The most significant outcome for Marc and Parkinson’s UK was the measurable decrease in the organization’s overall Human Risk Score* and the concrete evidence of its improved security posture. Over the course of the past 12 months, Parkinson UK’s Human Risk Score decreased by 10%, a significant improvement. "Our risk score has dropped. It has dipped in the last year and I'm sure over the two or three years it's dipped even more than that.” He added that, “There have been so many changes or improvements to the system around the way it sort of detects user behavior." *OutThink’s Human Risk Score is a composite metric comprised of adaptive security awareness training data (such as knowledge, confidence, compliance), phishing simulation data (such as click rate, reporting rate) privileged access data, and data from integrations.

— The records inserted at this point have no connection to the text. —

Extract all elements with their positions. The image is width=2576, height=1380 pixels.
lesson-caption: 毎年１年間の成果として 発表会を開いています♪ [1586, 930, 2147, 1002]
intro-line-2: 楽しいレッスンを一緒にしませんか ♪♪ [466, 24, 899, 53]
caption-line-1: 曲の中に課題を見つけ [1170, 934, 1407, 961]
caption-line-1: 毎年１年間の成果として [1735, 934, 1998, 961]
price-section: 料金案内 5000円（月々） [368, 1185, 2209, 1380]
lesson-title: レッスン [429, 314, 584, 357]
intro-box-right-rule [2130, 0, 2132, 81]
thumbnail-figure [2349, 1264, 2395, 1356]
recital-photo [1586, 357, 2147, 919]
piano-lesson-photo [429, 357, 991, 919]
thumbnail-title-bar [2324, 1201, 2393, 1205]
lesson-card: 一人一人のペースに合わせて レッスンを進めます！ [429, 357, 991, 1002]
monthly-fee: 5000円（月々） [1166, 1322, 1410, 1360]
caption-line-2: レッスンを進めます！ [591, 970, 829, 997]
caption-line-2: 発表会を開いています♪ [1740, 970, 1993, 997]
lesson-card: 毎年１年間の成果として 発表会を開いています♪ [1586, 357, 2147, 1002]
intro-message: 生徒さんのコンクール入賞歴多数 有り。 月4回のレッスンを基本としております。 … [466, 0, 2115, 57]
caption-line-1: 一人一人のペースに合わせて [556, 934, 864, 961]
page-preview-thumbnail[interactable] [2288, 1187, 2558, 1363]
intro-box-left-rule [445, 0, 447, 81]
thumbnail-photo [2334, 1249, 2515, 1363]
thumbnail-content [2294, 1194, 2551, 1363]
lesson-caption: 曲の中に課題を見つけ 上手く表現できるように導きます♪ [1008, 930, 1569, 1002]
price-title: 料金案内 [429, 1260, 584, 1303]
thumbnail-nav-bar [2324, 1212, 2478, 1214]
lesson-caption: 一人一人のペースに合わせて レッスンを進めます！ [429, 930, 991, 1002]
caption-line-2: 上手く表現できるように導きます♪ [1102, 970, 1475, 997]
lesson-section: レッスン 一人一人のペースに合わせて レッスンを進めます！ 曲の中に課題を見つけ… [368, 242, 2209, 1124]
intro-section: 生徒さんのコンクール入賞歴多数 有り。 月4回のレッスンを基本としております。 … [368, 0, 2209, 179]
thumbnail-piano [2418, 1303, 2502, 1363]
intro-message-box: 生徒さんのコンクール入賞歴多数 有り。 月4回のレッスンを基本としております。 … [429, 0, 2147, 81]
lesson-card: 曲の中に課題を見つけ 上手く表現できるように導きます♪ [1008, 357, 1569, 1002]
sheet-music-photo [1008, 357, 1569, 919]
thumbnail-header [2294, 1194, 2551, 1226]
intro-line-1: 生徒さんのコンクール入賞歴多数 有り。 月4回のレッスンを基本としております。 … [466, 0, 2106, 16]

Marc attested that key performance metrics he tracks showed substantial improvement, particularly in areas that indicate genuine behavioral change: Reporting Rate: the rate at which users report suspicious emails has doubled since Parkinson’s deployed the OutThink platform "The obvious one is click rate. How many people are clicking on links they shouldn't be, and the less people, the better. I think one important one for us which we've seen improvement on is reporting rate, because that shows that people are paying attention to the training. They're looking at things more closely and the telltale signs of phishing emails are being picked up."

Beyond the quantitative indicators demonstrating an improved security posture, Marc insisted that he’s observed genuine cultural transformation in how employees engaged with cybersecurity in their daily work throughout Parkinson’s UK. There’s been a transformation in security culture, much to his satisfaction: "It's [cybersecurity culture] improved significantly. I think now that we've got proper programs in place, people are really engaging. People are engaging more and are really worried when they see an email from me," he joked. “'Are you trying to trick me, Marc?' I'm like, 'No, this is a genuine email.' They're on their toes, which is good. I don't want everyone to be panicking non-stop, but it's good that some people are wary enough to wonder. 'Hang on, let me just speak to Marc about this because I'm not sure about this email.'"

Marc's outlook emphasized achievable goals that led to incremental improvements across the organization. Cultural change is hard and takes time, but the OutThink platform provided him with the capabilities to measurably move the needle from a human risk perspective: "In an ideal world, we want to be at a place where security is ingrained in everyone's daily routines. I think I'm realistic - I realize that we're not going to get 100% people to think like that, but if I can reduce our organizational human risk score by 15-20%, that's a great start."

- Science-Based Methodology: Evidence-based approach rooted in behavioral psychology

- Customizable Content: Simulations that reflect real internal systems and threats

- Measurable Outcomes: Clear metrics for tracking progress and identifying risk areas

- Continuous Engagement: Ongoing reinforcement rather than one-time training events

- Targeted Interventions: Personalized training approaches for high-risk user segments

- Dedicated Focus: Purpose-built platform focused exclusively on cybersecurity human risk management

- Collaboration and Innovation: Ongoing support and innovative feature development by the OutThink team

Parkinson's UK has successfully embedded cybersecurity awareness and human risk management into its organizational culture, creating the foundation for a resilient security culture: "People in general are more aware about the risks out there, whether it be phishing, QR phishing, the threats associated with AI. So people are interested and this has come at a really good time."

Marc stressed the OutThink platform's technical capabilities and its focus on human risk management and adaptive security awareness training, saying, “the adaptiveness [of the training] the focus of the organization purely on building cyber awareness and culture, those are the things that I think have really made a difference.”